August 12th, 2019 by Steve Hanley, BNP Paribas Says The Party Is Over For Oil Companies, in Clean Technica
Does it seem to you as though the world is poised at the precipice of a major realignment of traditional thinking? A Volkswagen executive this week said electric cars will reach price parity with conventional cars in the near future, something that seemed nearly impossible a few years ago. Now a new report entitled Wells, Wires, And Wheels from French investment bank BNP Paribas comes with this stunning announcement — “We conclude that the economics of oil for gasoline and diesel vehicles versus wind- and solar-powered EVs are now in relentless and irreversible decline, with far-reaching implications for both policymakers and the oil majors.”
The report continues with a warning for European utilities. “If all of this sounds far-fetched, then the speed with which the competitive landscape of the European utility industry has been reshaped over the last decade by the rollout of wind and solar power — and the billions of euros of fossil-fuel generation assets that this has stranded — should be a flashing red light on the oil industry’s dashboard.”
BNP Paribas is the world’s 8th largest bank in terms of total assets. The lead author of the report is Mark Lewis. Before joining BNP Paribas in January, he was head of research at the Carbon Tracker Initiative, head of European Utilities Research at Barclays, chief energy economist at Kepler Cheuvreux and head of energy research at Deutsche Bank.
The report introduces a new concept called Energy Return on Capital Invested or EROCI, which allows a comparison of the energy yielded from a given level of investment in different energy sources. Its primary thrust is taking a look at the transportation sector, although its findings apply to all sectors in which fossil fuels are a significant factor.
It is not our intention to reproduce the complete report here but rather to focus on its conclusions, which are breathtaking. Please feel free to browse the complete report at the link above.

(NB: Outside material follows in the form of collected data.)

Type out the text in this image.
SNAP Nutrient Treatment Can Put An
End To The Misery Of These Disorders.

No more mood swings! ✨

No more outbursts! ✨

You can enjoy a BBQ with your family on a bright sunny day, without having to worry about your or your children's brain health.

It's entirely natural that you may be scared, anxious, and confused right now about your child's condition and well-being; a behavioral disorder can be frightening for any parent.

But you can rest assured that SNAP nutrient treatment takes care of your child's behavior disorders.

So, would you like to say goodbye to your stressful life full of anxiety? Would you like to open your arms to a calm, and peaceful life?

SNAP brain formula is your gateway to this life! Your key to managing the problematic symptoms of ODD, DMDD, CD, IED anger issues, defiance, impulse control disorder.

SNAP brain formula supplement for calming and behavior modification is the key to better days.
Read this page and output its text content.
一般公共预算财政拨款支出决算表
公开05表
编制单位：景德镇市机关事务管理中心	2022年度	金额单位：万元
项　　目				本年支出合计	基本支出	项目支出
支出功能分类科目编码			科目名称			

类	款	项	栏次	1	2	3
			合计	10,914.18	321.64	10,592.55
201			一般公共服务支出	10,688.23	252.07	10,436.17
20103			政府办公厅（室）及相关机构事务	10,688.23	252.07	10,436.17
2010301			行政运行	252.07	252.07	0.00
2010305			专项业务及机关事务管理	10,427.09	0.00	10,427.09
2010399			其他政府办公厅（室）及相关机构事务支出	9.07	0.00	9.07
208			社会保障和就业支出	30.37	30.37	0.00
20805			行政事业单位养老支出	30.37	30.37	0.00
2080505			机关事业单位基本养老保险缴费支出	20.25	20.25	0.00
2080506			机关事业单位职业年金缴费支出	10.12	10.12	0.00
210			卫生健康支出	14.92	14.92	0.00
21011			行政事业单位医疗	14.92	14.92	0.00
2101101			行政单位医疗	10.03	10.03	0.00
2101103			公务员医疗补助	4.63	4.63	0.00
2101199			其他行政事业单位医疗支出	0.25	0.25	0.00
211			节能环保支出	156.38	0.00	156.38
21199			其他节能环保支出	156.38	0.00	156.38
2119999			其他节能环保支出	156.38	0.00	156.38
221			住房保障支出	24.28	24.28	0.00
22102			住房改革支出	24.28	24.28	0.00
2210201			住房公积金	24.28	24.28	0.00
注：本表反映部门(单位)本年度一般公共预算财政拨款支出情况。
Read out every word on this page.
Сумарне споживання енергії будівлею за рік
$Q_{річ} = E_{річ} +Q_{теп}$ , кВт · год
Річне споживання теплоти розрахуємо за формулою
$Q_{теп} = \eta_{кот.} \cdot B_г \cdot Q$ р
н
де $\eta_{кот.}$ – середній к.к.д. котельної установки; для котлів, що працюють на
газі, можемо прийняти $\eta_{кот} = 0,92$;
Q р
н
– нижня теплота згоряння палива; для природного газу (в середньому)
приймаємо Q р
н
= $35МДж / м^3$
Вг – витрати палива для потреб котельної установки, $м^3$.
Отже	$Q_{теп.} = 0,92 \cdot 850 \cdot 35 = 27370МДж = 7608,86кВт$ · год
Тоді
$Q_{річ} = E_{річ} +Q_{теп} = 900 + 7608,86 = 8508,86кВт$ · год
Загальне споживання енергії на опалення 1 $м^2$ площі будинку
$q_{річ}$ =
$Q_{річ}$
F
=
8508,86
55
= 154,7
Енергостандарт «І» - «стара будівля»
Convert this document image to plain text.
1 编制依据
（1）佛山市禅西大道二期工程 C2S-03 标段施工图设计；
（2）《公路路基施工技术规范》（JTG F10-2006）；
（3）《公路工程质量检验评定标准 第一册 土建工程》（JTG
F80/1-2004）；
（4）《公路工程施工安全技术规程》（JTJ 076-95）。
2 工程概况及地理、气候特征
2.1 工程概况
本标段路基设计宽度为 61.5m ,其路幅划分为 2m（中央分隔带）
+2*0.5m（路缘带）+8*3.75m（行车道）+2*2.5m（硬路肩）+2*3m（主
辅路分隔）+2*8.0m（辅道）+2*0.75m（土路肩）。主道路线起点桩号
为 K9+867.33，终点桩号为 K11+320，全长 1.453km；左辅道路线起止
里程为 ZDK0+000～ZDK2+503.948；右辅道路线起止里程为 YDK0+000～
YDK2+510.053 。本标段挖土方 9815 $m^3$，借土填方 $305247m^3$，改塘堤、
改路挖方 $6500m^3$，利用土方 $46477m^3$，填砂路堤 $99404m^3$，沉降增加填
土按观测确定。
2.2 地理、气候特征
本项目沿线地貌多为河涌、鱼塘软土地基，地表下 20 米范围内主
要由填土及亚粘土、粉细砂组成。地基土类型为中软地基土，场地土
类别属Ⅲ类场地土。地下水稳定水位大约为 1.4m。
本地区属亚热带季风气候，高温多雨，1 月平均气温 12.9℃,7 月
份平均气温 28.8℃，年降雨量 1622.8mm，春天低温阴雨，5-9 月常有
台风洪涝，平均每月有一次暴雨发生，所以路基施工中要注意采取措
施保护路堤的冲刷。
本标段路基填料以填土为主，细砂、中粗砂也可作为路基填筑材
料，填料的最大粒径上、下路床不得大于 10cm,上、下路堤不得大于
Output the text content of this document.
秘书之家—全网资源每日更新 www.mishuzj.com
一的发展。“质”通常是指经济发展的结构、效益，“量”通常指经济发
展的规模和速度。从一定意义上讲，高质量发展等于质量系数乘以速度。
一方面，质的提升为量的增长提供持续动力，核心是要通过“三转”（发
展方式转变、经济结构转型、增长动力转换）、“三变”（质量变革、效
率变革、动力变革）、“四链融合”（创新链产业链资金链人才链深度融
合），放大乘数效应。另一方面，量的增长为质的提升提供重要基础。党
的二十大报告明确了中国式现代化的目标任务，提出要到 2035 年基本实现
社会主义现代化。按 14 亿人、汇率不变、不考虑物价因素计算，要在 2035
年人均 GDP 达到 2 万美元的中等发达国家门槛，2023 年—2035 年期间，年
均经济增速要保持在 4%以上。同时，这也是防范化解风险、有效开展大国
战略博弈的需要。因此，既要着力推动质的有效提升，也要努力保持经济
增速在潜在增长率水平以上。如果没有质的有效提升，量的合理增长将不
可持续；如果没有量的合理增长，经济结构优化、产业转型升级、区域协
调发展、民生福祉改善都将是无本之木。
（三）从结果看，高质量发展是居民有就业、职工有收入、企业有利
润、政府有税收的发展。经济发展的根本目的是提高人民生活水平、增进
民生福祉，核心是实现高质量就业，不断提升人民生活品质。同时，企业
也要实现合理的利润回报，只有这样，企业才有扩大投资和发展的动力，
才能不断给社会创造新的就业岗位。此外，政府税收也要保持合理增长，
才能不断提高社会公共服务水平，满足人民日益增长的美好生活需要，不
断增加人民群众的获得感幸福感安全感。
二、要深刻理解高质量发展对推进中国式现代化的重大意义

The report says, “We define net energy as the amount of energy that does useful work after taking in to account all energy-transportation and energy-conversion costs and losses. What we are most interested in is how much a given capital outlay on oil and renewables translates into useful or propulsive energy at the wheels: in other words, for a given capital outlay, how much mobility can you buy?”
Here’s one example of the shocking news contained in the report: “We calculate that for the same outlay on these different energy sources (wind and solar), oil would have to trade at $9/bbl to yield as much useful energy for gasoline-fueled long distance vehicles as offshore wind would yield in tandem with EVs, $10/bbl for as much useful energy as onshore wind in tandem with EVs, and $10/bbl for as much as useful energy as solar-PV in tandem with EVs.”
In other words, oil producers must be able to find a way to make money at $10 a barrel or less in order to compete with EVs powered by renewables. For diesel powered vehicles, which are more efficient that gasoline powered vehicles, the numbers are between $17 – $19 per barrel.
The Oil Incumbency Advantage
The report notes that oil has a 100-year head start on renewables. “The oil industry today enjoys a massive scale advantage over wind and solar of several orders of magnitude — oil supplied 33% of global energy in 2018 compared with only 3% from wind and solar. This scale advantage over wind and solar gives oil the further advantages of speed and convenience: the oil industry is so massive that the amounts that can be purchased on the spot market can provide very large and effectively instantaneous flows of energy.”
But time is not on the side of the oil companies. The report indicates they must continue to explore new sources of petroleum constantly and need to replace about 10% of their resources every year. It is getting harder to find new sources of oil and and the costs of production are going up every year.
The Economic Advantage Of Renewables
To balance out that incumbency advantage, the report “considers how much useful energy can be delivered from a $100bn outlay on the spot market today, whereas our EROCI analysis for wind and solar looks at how much energy can be delivered from $100bn spent on new projects. Even allowing for this structural advantage enjoyed by oil in terms of flow rates, however, we think the economics of renewables are already impossible for oil to compete with when looked at over the cycle.” (Emphasis added.)
It assumes that $100 billion invested in new oil production in 2018 would result in 240 terawatts of net energy. By comparison, the same $100 billion would result in 3.9 times that amount of net energy if invested in onshore wind, 3.4 times as much if invested in offshore wind, and 4.7 times if invested in solar.
There is a great deal of discussion about assumptions and methodology, which you are welcome to peruse at your leisure. The bottom line for the authors of the study is this: “In short, the economics of renewables in tandem with EVs as a competitor to oil as a road-transportation fuel are becoming irresistible. The implications for both policy-makers and the oil majors are very far reaching.”
And of course, all of this emphasis on economics leaves out what may ultimately may be the most important part of the discussion, the non-monetary considerations that are arguably even more important — reduced carbon emissions leading to better human health and a sustainable environment for all living things.
But business is business. Intangibles may factor in somewhere but the economic bottom line is what today’s version of weaponized capitalism values most. Which begs the question, if you are in the business of selling energy and renewables allow you to create about 4 times more of your stock in trade than investing in oil, why wouldn’t you?